I’ve noticed that when a mobile device syncs, many documents are put into the ‘remaining to be indexed’ queue for my N1QL indexes. I see this happen on the indexer node dashboard. It usually takes 5 - 10 seconds before that queue gets emptied out.
I have been doing N1QL queries on the server side with the ‘request plus’ setting enabled, to guarantee consistency. So when a mobile device syncs, all other N1QL queries hang until the ‘remaining to be indexed’ queue is emptied. This makes sense given how ‘request plus’ is supposed to work.
What I don’t understand is how to improve the performance of indexing. Is it possible that I just have a N1QL index that takes a long time to compute? If so, how would I identify that?

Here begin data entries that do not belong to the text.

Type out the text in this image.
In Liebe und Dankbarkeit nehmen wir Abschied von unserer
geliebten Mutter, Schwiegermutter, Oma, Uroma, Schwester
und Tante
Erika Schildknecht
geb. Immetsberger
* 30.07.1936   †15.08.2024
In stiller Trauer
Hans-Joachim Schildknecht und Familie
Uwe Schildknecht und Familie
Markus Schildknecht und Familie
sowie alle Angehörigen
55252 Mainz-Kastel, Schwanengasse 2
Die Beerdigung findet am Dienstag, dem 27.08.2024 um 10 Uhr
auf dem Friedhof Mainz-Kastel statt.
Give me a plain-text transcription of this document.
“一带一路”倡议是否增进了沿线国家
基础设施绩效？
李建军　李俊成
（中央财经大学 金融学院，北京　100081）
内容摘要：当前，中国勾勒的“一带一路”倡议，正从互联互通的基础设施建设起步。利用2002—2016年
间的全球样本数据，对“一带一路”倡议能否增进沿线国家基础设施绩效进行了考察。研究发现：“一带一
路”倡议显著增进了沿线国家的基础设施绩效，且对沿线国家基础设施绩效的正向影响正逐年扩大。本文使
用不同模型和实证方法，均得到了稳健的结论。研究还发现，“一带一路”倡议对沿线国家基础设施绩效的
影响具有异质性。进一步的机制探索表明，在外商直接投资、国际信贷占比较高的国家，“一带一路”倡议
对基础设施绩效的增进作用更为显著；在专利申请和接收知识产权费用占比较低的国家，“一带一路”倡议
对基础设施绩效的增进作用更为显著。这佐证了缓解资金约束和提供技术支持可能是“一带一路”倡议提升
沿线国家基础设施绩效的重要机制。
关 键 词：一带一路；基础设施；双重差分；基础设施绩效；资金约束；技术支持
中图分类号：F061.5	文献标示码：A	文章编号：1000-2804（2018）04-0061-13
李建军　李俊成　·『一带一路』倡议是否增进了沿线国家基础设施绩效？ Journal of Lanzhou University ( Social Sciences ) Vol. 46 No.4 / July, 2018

Do I need to scale up my hardware? My cpu usage and memory are not even close to capped, so what would I need to scale?
3 Likes
@ryanthompson0123, how much “Index RAM Quota” are you working with? Can you also check what is your “Max Index RAM Used %” for the index node on the dashboard.
I have a single indexer node with 16GB ram. I’ve set the Index Ram Quota to 10GB. My “Max Index RAM Used %” is holding steady at 6%. We have 3 other nodes that have both the Data and Query services running on them.

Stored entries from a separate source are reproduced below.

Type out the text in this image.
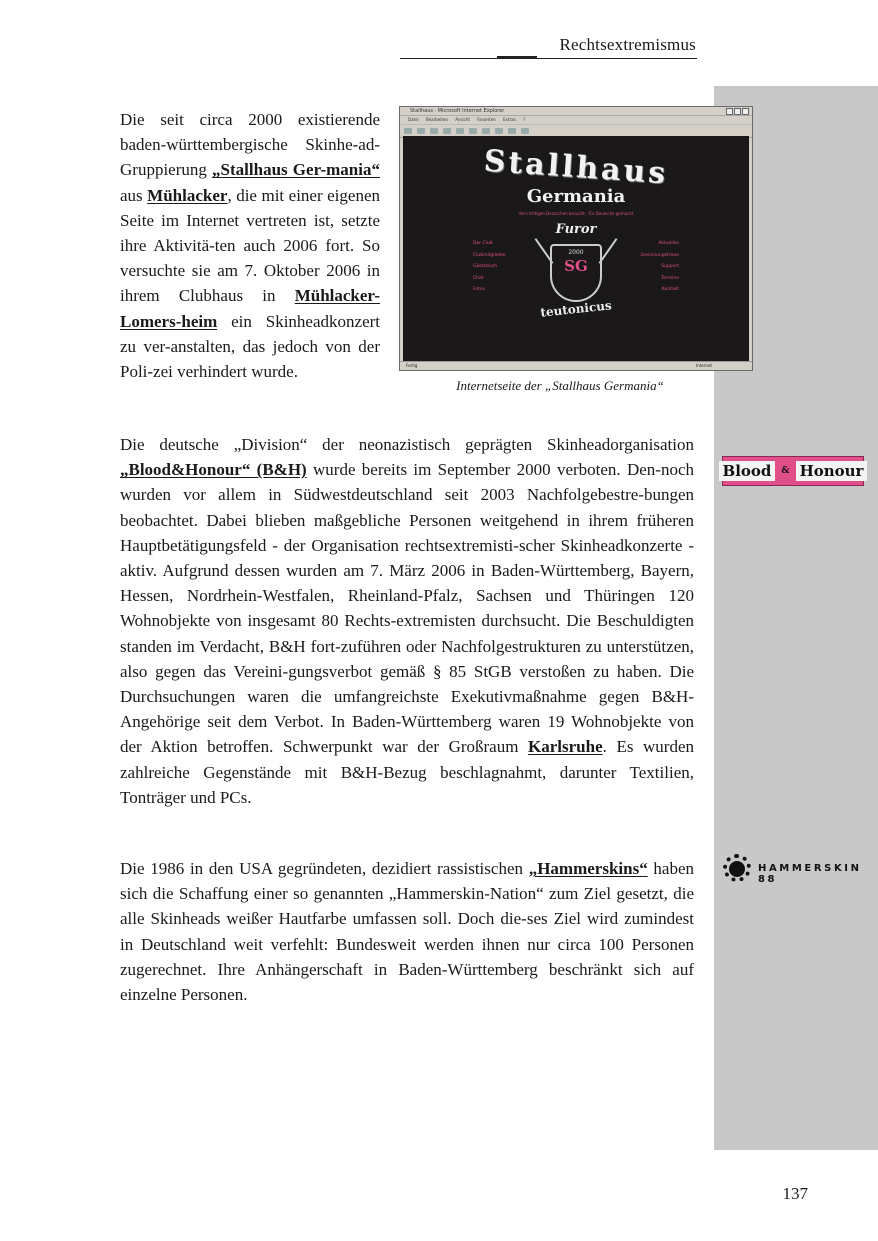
Rechtsextremismus

Die seit circa 2000 existierende baden-württembergische Skinhe-ad-Gruppierung „Stallhaus Ger-mania“ aus Mühlacker, die mit einer eigenen Seite im Internet vertreten ist, setzte ihre Aktivitä-ten auch 2006 fort. So versuchte sie am 7. Oktober 2006 in ihrem Clubhaus in Mühlacker-Lomers-heim ein Skinheadkonzert zu ver-anstalten, das jedoch von der Poli-zei verhindert wurde.

Stallhaus · Microsoft Internet Explorer
Datei Bearbeiten Ansicht Favoriten Extras ?
Stallhaus
Germania
Von richtigen Deutschen besucht - für Deutsche gemacht
Der Club
Clubmitglieder
Gästebuch
Chat
Fotos
Aktuelles
Gesinnungstreue
Support
Termine
Kontakt
Furor
2000
SG
teutonicus
Fertig	Internet
Internetseite der „Stallhaus Germania“

Die deutsche „Division“ der neonazistisch geprägten Skinheadorganisation „Blood&Honour“ (B&H) wurde bereits im September 2000 verboten. Den-noch wurden vor allem in Südwestdeutschland seit 2003 Nachfolgebestre-bungen beobachtet. Dabei blieben maßgebliche Personen weitgehend in ihrem früheren Hauptbetätigungsfeld - der Organisation rechtsextremisti-scher Skinheadkonzerte - aktiv. Aufgrund dessen wurden am 7. März 2006 in Baden-Württemberg, Bayern, Hessen, Nordrhein-Westfalen, Rheinland-Pfalz, Sachsen und Thüringen 120 Wohnobjekte von insgesamt 80 Rechts-extremisten durchsucht. Die Beschuldigten standen im Verdacht, B&H fort-zuführen oder Nachfolgestrukturen zu unterstützen, also gegen das Vereini-gungsverbot gemäß § 85 StGB verstoßen zu haben. Die Durchsuchungen waren die umfangreichste Exekutivmaßnahme gegen B&H-Angehörige seit dem Verbot. In Baden-Württemberg waren 19 Wohnobjekte von der Aktion betroffen. Schwerpunkt war der Großraum Karlsruhe. Es wurden zahlreiche Gegenstände mit B&H-Bezug beschlagnahmt, darunter Textilien, Tonträger und PCs.

Blood	& Honour

Die 1986 in den USA gegründeten, dezidiert rassistischen „Hammerskins“ haben sich die Schaffung einer so genannten „Hammerskin-Nation“ zum Ziel gesetzt, die alle Skinheads weißer Hautfarbe umfassen soll. Doch die-ses Ziel wird zumindest in Deutschland weit verfehlt: Bundesweit werden ihnen nur circa 100 Personen zugerechnet. Ihre Anhängerschaft in Baden-Württemberg beschränkt sich auf einzelne Personen.

HAMMERSKIN 88
137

That looks reasonable. Can you check what is your “Indexer Threads” value in UI->Settings->Cluster->Index Settings->Advanced.

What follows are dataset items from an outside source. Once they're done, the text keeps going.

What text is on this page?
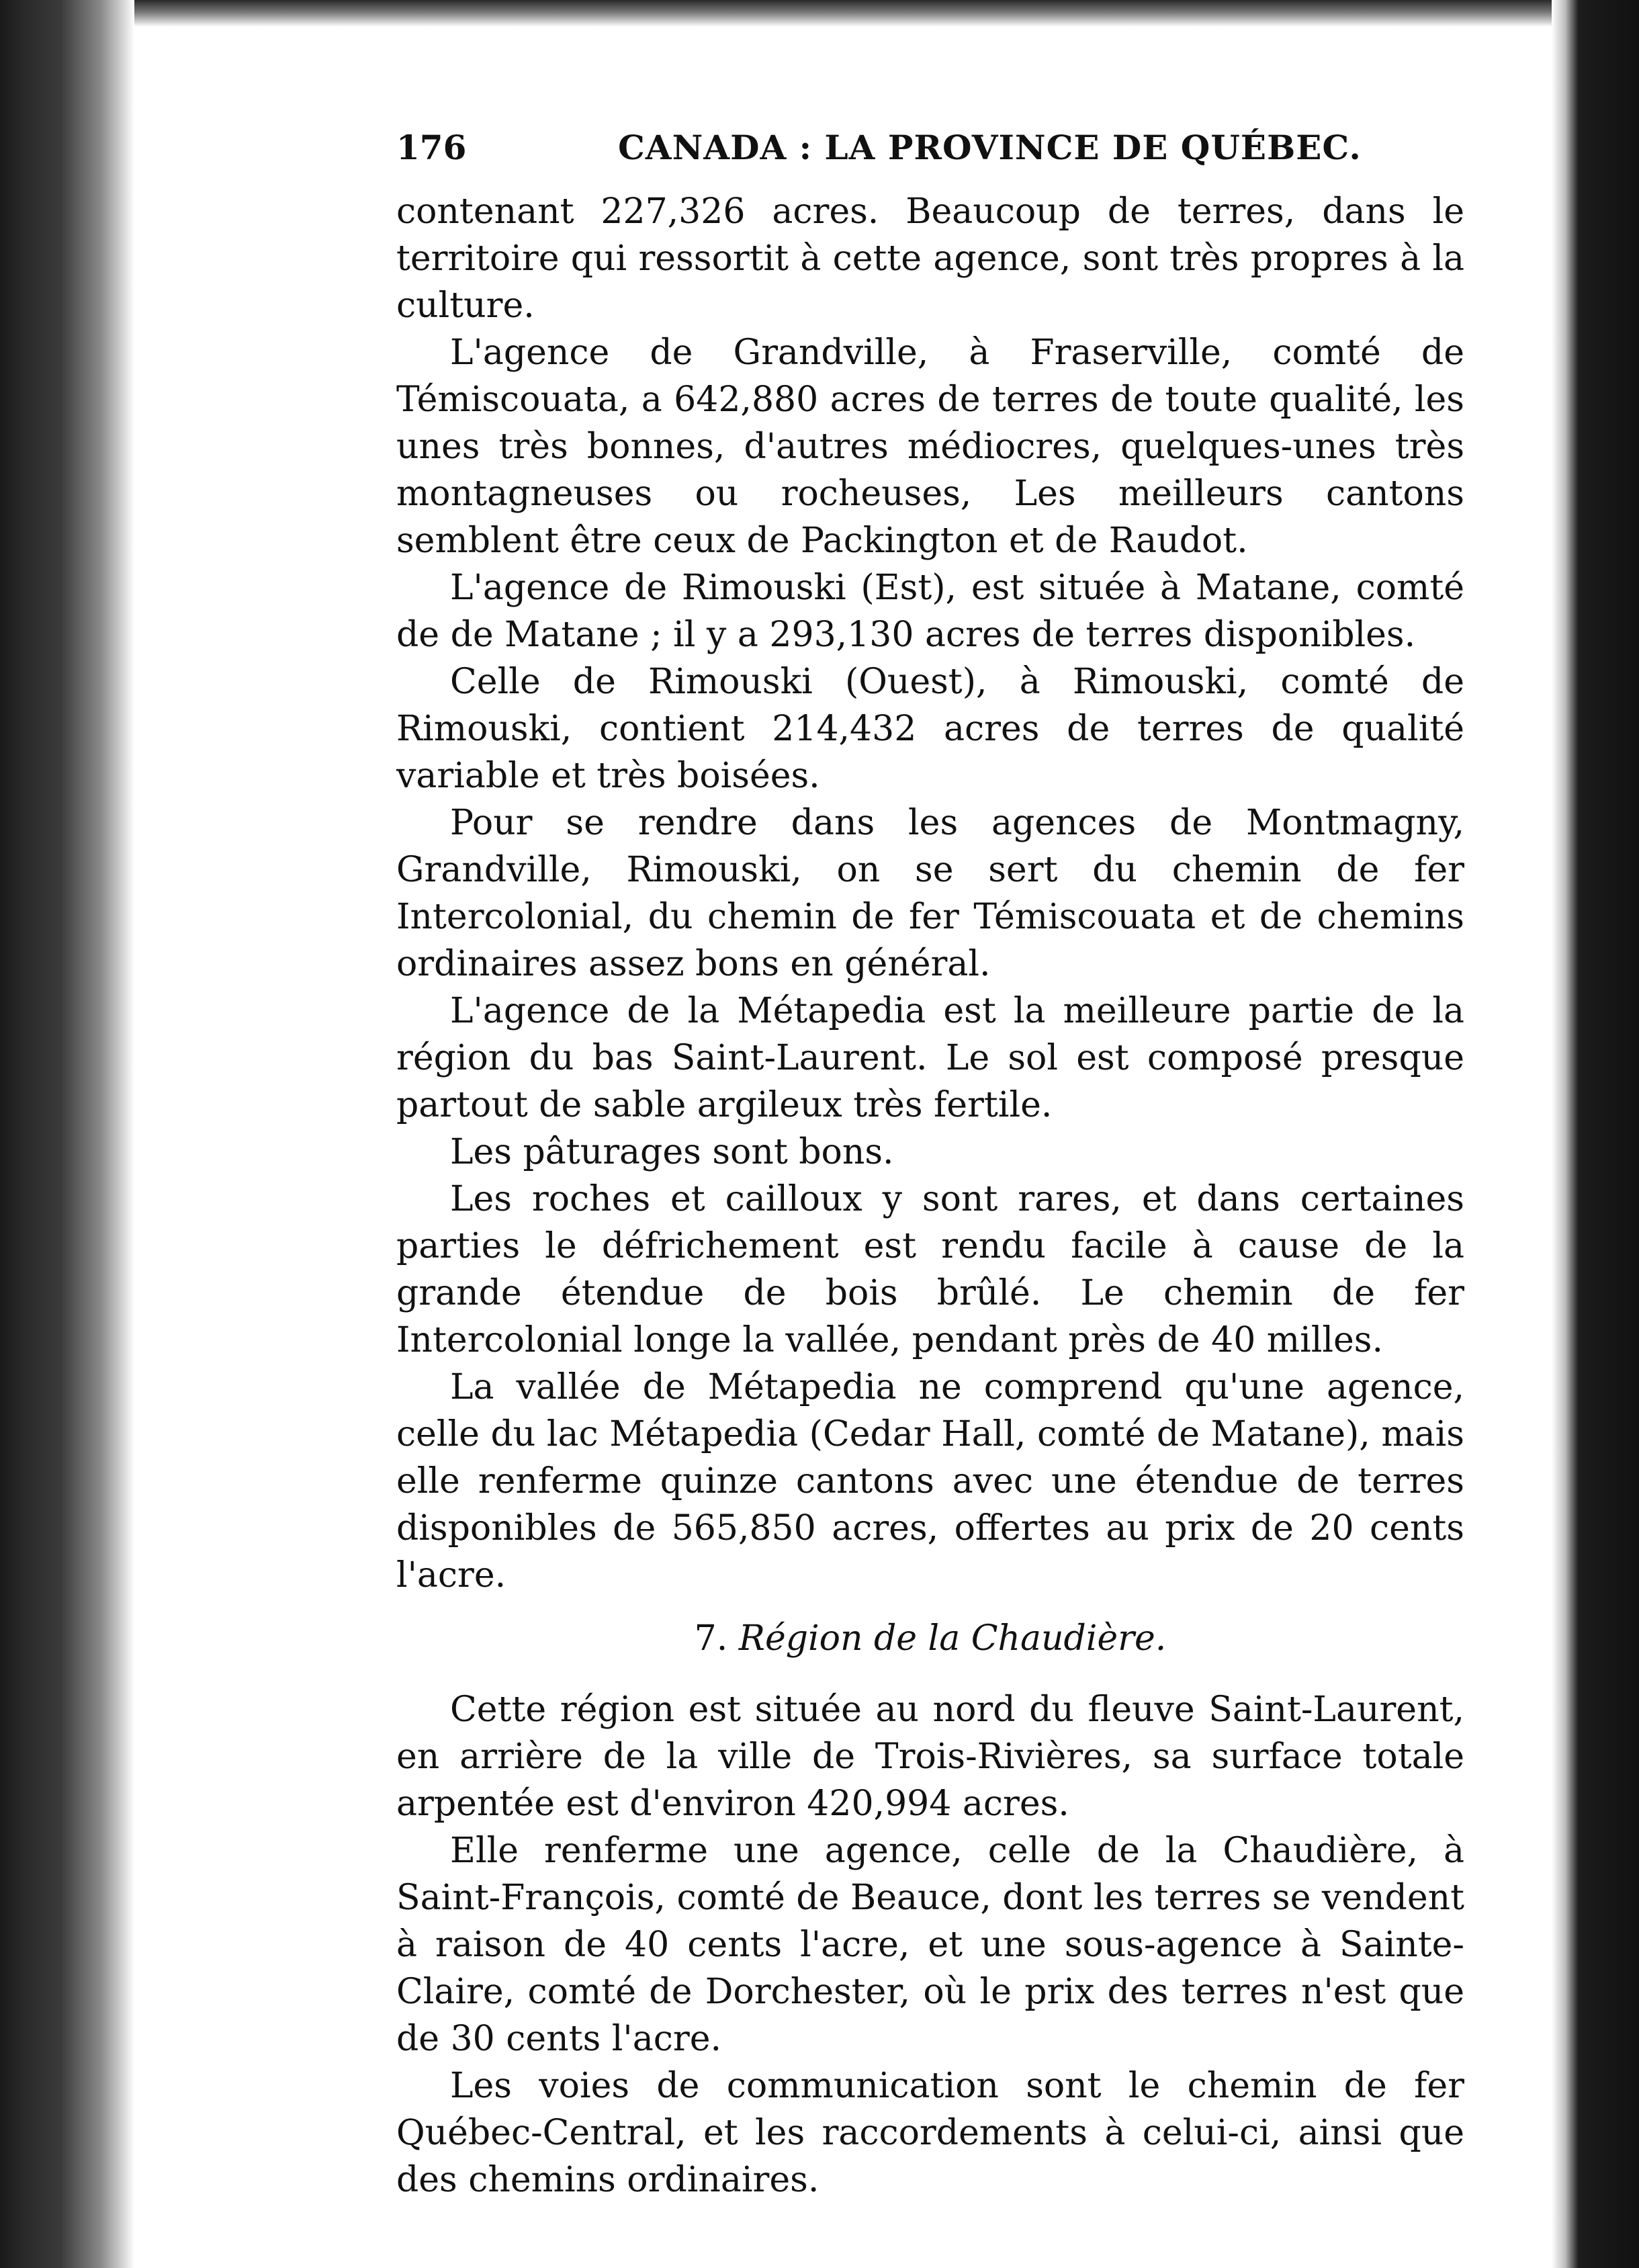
176	CANADA : LA PROVINCE DE QUÉBEC.

contenant 227,326 acres. Beaucoup de terres, dans le territoire qui ressortit à cette agence, sont très propres à la culture.

L'agence de Grandville, à Fraserville, comté de Témiscouata, a 642,880 acres de terres de toute qualité, les unes très bonnes, d'autres médiocres, quelques-unes très montagneuses ou rocheuses, Les meilleurs cantons semblent être ceux de Packington et de Raudot.

L'agence de Rimouski (Est), est située à Matane, comté de de Matane ; il y a 293,130 acres de terres disponibles.

Celle de Rimouski (Ouest), à Rimouski, comté de Rimouski, contient 214,432 acres de terres de qualité variable et très boisées.

Pour se rendre dans les agences de Montmagny, Grandville, Rimouski, on se sert du chemin de fer Intercolonial, du chemin de fer Témiscouata et de chemins ordinaires assez bons en général.

L'agence de la Métapedia est la meilleure partie de la région du bas Saint-Laurent. Le sol est composé presque partout de sable argileux très fertile.

Les pâturages sont bons.

Les roches et cailloux y sont rares, et dans certaines parties le défrichement est rendu facile à cause de la grande étendue de bois brûlé. Le chemin de fer Intercolonial longe la vallée, pendant près de 40 milles.

La vallée de Métapedia ne comprend qu'une agence, celle du lac Métapedia (Cedar Hall, comté de Matane), mais elle renferme quinze cantons avec une étendue de terres disponibles de 565,850 acres, offertes au prix de 20 cents l'acre.

7. Région de la Chaudière.

Cette région est située au nord du fleuve Saint-Laurent, en arrière de la ville de Trois-Rivières, sa surface totale arpentée est d'environ 420,994 acres.

Elle renferme une agence, celle de la Chaudière, à Saint-François, comté de Beauce, dont les terres se vendent à raison de 40 cents l'acre, et une sous-agence à Sainte-Claire, comté de Dorchester, où le prix des terres n'est que de 30 cents l'acre.

Les voies de communication sont le chemin de fer Québec-Central, et les raccordements à celui-ci, ainsi que des chemins ordinaires.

Also, how many indexes are being created on the index node and what is the key size of the indexed key.
Indexer Threads is set to 7 (it’s an 8 core machine).
We have a primary N1QL index and 11 other indexes. The keys being indexed are small. Usernames, updated dates, etc. Average item size ranges from 100-200 bytes.
Also, here are the charts for the last hour. At the spikes, we have 2-3 users syncing simultaneously and they each push up about 200 changes.
The workload is fairly small compared to what memory optimized indexes can handle with the hardware resources available. Can you check “avg scan latency” for each index on dashboard and see which one is taking long to respond.
The stats for the queue can take upto 5 seconds to refresh.
The worst index we have looks like this:
There are 2 others that are in the 10k range. The index command is this:
Definition: CREATE INDEX type_username_index
ON bucket
(type
,userName
) WHERE ((_sync
is not null) and (_deleted
is missing)) WITH { “defer_build”=true }
We think we can optimize this index if that will improve overall system performance. It looks like just about every document in the db is in this index, and that’s not what we want. We only need certain document types to be indexed, so we should be able to improve it quite a bit.
The scan latency is reported in nanoseconds. Even for this index the latency doesn’t look bad. I think you need to look at the longest running queries and check the explain plan to see if those are using covering index scans. Otherwise the query service will need to go to data service for extra fetches which can contribute to significant latencies.